Seventeen-year-old Chloe had a plan: work hard, get good grades, and attend a top-tier college. But after she collapses during cross-country practice and is told that she needs a new heart, all her careful preparations are laid to waste.

Eight months after her transplant, everything is different. Stuck in summer school with the underachievers, all she wants to do now is grab her surfboard and hit the waves—which is strange, because she wasn’t interested in surfing before her transplant. (It doesn’t hurt that her instructor, Kai, is seriously good-looking.)

And that’s not all that’s strange. There’s also the vivid recurring nightmare about crashing a motorcycle in a tunnel and memories of people and places she doesn’t recognize.

Is there something wrong with her head now, too, or is there another explanation for what she’s experiencing?

As she searches for answers, and as her attraction to Kai intensifies, what she learns will lead her to question everything she thought she knew—about life, death, love, identity, and the true nature of reality.

My thoughts

While the start and middle of Everything I Thought I Knew have everything I love in a book – heartwarming story, building romance, struggling friendship, introspection following trauma – it is the ending, the glorious, surprising, on-my-gosh-no-way, ending that makes this book so gosh-darned amazing. I was shocked, stunned, honestly a little traumatised. It is honest, brilliant, amazing, and defies the realms of possibility just enough to have you questioning everything you thought you knew.

Chloe is lucky. Or so everyone tells her. Lucky when she collapsed and her heart failed that she didn’t die. Lucky that she received a heart transplant. Lucky she can continue her life. Eight months after her transplant, Chloe is finishing high school via summer school and watching her friends move away to college. Things are changing for Chloe. She does’t feel like the same person. She is sneaking away to take surfing lessons from the gorgeous Kai and has recurring dreams about crashing a motorcycle. Flashbacks, seeing people, knowing things she shouldn’t know. Something is wrong and so she starts to search for answers.
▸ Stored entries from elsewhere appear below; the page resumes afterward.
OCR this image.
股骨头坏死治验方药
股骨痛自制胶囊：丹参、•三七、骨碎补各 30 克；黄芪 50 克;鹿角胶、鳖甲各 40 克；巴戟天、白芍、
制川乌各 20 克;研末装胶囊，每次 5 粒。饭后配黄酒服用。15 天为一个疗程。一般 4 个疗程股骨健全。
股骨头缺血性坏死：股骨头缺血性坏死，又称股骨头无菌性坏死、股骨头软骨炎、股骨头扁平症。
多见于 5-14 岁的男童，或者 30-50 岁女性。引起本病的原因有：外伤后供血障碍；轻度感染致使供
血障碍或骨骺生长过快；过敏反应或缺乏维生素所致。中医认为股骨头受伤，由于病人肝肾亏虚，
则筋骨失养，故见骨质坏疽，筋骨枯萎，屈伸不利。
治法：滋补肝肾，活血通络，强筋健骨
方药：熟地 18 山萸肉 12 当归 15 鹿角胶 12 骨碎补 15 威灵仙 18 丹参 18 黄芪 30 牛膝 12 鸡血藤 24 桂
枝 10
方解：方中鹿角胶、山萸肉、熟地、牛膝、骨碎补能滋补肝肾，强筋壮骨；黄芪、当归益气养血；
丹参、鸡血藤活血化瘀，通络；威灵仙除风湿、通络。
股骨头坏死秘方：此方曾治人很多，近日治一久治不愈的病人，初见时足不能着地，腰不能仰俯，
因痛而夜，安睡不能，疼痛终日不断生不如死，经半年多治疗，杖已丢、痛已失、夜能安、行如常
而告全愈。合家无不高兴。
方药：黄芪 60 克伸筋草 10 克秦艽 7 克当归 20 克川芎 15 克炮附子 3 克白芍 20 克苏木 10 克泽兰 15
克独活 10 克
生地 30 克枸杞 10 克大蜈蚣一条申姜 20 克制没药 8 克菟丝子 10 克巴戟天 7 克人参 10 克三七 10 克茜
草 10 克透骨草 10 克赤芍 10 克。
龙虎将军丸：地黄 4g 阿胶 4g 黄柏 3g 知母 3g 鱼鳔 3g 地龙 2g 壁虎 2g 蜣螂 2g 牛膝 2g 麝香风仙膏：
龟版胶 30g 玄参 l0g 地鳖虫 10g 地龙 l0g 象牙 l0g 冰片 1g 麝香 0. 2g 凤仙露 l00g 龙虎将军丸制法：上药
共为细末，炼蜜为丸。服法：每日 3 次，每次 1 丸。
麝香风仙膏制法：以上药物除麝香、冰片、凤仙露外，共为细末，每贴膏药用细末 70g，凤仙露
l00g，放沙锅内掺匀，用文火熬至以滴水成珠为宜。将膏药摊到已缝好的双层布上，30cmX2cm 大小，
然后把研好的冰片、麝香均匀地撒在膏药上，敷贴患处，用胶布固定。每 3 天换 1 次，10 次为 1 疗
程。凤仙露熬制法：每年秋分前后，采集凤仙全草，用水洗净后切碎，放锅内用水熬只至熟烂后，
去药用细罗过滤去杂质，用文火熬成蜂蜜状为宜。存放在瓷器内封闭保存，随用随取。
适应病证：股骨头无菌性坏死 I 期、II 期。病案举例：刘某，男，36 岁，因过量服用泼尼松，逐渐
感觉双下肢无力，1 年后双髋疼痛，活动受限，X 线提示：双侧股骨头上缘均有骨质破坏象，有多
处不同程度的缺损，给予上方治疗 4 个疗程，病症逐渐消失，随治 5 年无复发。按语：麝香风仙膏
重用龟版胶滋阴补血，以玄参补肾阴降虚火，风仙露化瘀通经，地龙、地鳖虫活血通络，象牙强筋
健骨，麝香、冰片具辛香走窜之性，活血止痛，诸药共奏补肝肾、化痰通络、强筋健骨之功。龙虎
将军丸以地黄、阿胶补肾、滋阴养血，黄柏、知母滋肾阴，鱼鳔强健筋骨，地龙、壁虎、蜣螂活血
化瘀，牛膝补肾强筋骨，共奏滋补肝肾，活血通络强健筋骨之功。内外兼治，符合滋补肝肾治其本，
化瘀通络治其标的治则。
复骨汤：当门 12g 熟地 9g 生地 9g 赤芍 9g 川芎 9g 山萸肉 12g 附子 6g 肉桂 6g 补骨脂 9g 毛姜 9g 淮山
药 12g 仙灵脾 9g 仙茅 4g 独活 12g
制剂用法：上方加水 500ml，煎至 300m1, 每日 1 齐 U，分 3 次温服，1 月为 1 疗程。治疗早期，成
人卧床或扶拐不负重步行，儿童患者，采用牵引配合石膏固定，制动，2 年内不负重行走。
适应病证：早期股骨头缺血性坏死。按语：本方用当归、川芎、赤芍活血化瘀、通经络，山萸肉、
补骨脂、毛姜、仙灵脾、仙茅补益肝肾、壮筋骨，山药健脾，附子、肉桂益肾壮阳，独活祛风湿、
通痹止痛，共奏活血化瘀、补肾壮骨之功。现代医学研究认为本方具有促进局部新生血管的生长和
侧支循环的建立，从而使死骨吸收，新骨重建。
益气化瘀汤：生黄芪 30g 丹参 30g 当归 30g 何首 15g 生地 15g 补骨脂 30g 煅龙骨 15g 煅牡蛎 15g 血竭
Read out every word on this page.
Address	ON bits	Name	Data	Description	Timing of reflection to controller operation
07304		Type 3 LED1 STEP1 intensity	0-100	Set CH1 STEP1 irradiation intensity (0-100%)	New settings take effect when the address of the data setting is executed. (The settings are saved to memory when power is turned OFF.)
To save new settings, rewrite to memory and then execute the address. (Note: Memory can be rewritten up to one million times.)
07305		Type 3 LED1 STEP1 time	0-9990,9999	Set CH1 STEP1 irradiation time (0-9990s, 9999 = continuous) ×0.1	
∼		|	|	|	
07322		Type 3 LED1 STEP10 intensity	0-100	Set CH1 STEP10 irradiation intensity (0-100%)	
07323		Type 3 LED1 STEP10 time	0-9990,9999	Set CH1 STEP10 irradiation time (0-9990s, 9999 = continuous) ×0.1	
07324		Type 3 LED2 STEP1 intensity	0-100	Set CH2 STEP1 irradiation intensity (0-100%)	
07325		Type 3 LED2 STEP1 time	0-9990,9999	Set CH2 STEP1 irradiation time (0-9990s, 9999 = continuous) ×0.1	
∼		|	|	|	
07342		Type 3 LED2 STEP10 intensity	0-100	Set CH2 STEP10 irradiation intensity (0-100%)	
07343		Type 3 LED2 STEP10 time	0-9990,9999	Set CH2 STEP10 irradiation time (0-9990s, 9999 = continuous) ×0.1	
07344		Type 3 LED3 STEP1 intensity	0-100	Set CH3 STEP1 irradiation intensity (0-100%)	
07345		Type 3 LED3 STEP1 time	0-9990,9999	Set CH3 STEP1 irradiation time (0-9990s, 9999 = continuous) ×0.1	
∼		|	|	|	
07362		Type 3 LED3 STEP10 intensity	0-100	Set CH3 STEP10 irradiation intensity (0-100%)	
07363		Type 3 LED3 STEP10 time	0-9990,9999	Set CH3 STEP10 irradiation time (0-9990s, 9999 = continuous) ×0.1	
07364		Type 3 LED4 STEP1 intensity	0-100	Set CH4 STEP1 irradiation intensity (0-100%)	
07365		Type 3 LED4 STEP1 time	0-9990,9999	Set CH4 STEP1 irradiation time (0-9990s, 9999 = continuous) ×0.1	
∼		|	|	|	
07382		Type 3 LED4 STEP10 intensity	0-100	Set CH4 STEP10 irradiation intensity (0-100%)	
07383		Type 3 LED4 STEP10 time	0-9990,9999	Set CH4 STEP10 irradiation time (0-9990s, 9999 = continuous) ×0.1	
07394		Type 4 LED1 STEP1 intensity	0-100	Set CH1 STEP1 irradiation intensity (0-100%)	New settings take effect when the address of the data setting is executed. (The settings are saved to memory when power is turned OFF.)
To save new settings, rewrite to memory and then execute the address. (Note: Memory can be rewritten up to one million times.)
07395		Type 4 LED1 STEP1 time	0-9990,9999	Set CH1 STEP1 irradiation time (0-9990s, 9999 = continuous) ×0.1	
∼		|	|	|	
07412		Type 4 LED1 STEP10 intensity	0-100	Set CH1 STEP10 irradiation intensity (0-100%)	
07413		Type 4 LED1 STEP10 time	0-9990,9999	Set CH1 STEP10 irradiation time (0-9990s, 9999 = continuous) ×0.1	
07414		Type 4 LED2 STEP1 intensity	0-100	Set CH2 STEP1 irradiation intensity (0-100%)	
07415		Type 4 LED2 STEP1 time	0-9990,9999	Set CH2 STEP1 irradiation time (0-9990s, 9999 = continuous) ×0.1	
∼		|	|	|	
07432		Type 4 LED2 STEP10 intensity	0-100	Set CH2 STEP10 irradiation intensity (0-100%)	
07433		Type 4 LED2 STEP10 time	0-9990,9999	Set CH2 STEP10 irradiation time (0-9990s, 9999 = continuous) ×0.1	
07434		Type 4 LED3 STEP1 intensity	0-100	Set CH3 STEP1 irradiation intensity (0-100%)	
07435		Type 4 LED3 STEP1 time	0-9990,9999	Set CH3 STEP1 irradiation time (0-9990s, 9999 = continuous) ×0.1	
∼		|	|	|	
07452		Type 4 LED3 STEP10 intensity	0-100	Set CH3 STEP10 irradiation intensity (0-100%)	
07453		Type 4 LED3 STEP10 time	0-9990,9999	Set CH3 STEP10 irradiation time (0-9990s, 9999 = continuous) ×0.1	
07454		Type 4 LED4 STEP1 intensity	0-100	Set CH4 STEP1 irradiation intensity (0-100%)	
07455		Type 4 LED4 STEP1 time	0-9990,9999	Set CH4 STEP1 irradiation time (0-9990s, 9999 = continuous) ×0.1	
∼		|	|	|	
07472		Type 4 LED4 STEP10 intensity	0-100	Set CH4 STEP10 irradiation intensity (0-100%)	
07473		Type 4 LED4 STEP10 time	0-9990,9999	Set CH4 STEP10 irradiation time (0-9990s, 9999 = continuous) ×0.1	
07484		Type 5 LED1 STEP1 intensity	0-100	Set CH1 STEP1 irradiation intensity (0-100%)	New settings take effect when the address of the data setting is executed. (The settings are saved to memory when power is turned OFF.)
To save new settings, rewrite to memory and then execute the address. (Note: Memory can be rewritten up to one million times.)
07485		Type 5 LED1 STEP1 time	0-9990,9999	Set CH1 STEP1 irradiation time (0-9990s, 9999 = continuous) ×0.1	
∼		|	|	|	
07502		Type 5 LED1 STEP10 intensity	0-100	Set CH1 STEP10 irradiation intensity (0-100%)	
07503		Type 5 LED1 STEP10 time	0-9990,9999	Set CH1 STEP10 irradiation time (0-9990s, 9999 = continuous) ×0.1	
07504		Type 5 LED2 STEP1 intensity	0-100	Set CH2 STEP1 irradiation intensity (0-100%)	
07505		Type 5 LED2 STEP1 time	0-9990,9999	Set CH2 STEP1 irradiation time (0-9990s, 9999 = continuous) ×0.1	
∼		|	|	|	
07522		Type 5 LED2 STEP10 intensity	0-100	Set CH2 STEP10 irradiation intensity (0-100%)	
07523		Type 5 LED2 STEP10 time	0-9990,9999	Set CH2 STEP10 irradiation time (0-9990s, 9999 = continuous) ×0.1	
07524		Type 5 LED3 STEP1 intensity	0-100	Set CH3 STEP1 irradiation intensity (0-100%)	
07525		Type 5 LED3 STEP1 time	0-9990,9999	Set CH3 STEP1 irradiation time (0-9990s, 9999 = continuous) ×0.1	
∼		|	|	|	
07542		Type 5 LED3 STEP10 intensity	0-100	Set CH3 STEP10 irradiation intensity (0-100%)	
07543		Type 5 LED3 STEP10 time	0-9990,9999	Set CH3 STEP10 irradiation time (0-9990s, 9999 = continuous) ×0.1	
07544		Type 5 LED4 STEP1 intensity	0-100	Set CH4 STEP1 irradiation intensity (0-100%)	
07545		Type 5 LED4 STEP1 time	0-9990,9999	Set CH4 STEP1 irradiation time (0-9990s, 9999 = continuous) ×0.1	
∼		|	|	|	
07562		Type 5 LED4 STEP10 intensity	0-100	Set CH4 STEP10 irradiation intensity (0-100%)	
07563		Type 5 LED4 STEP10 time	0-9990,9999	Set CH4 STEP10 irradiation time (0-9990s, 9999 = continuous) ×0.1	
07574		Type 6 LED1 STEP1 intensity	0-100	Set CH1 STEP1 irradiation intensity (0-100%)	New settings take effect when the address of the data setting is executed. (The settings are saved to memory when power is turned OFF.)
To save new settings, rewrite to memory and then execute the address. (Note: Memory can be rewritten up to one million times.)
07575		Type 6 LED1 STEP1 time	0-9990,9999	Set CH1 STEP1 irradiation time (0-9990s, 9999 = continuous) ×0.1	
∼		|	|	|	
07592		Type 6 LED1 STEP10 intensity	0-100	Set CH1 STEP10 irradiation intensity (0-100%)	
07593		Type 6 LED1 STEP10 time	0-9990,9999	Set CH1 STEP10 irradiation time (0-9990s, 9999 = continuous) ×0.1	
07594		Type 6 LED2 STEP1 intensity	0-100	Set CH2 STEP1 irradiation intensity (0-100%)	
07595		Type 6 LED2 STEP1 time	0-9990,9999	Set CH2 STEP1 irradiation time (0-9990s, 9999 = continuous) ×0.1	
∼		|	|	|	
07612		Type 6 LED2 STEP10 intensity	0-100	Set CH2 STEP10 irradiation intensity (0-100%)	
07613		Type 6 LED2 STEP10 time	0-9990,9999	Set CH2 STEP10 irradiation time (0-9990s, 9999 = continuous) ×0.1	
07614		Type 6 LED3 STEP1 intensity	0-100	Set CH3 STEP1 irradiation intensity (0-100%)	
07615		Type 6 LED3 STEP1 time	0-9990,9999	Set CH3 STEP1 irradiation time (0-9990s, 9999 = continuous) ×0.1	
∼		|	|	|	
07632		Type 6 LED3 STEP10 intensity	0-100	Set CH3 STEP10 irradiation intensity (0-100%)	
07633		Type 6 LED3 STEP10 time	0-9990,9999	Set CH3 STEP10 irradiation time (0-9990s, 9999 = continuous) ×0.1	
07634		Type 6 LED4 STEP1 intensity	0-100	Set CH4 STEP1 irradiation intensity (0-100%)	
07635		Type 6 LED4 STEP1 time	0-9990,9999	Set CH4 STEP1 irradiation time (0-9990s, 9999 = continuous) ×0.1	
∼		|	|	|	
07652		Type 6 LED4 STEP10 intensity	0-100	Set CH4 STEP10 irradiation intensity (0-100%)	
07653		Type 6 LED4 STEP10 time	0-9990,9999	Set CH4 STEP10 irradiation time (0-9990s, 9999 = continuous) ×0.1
Honestly, the less I say about this book the better, because I don’t want to spoil anything. The surprise, the journey, the twists are all so worth it. I love it when I discover a book I can shove (literally) into the hands of my students and say, don’t worry about what it’s about, just read it, you’ll love it. Everything I thought I Knew is exactly that kind of book. Heartbreaking, uplifting, challenging, eye-opening, so much fun and yet I couldn’t stop crying. This book delivers all the emotions.

If you love gut-punching realistic fiction, then Everything I Thought I Knew is the perfect book for you.

The publishers provided an advanced readers copy of this book for reviewing purposes. All opinions are my own.

More information

Category: Young adult fiction

Genre: Contemporary

Themes: Heart transplants, hearts, organ donors, surfing, family, grief, loss, friendship, romance.

Reading age guide: Ages 14 and up.

Advisory: Frequent references to dying and death. Frequent drug and alcohol references, references and use of marijuana. Coarse language, f*** (6), sh** (27), di** (3), as***** (3), bi*** (3), pi** (5).

Published: 13 October 2020 by Candlewick Press.

Format: Hardcover, paperback, ebook, audiobook. 320 pages.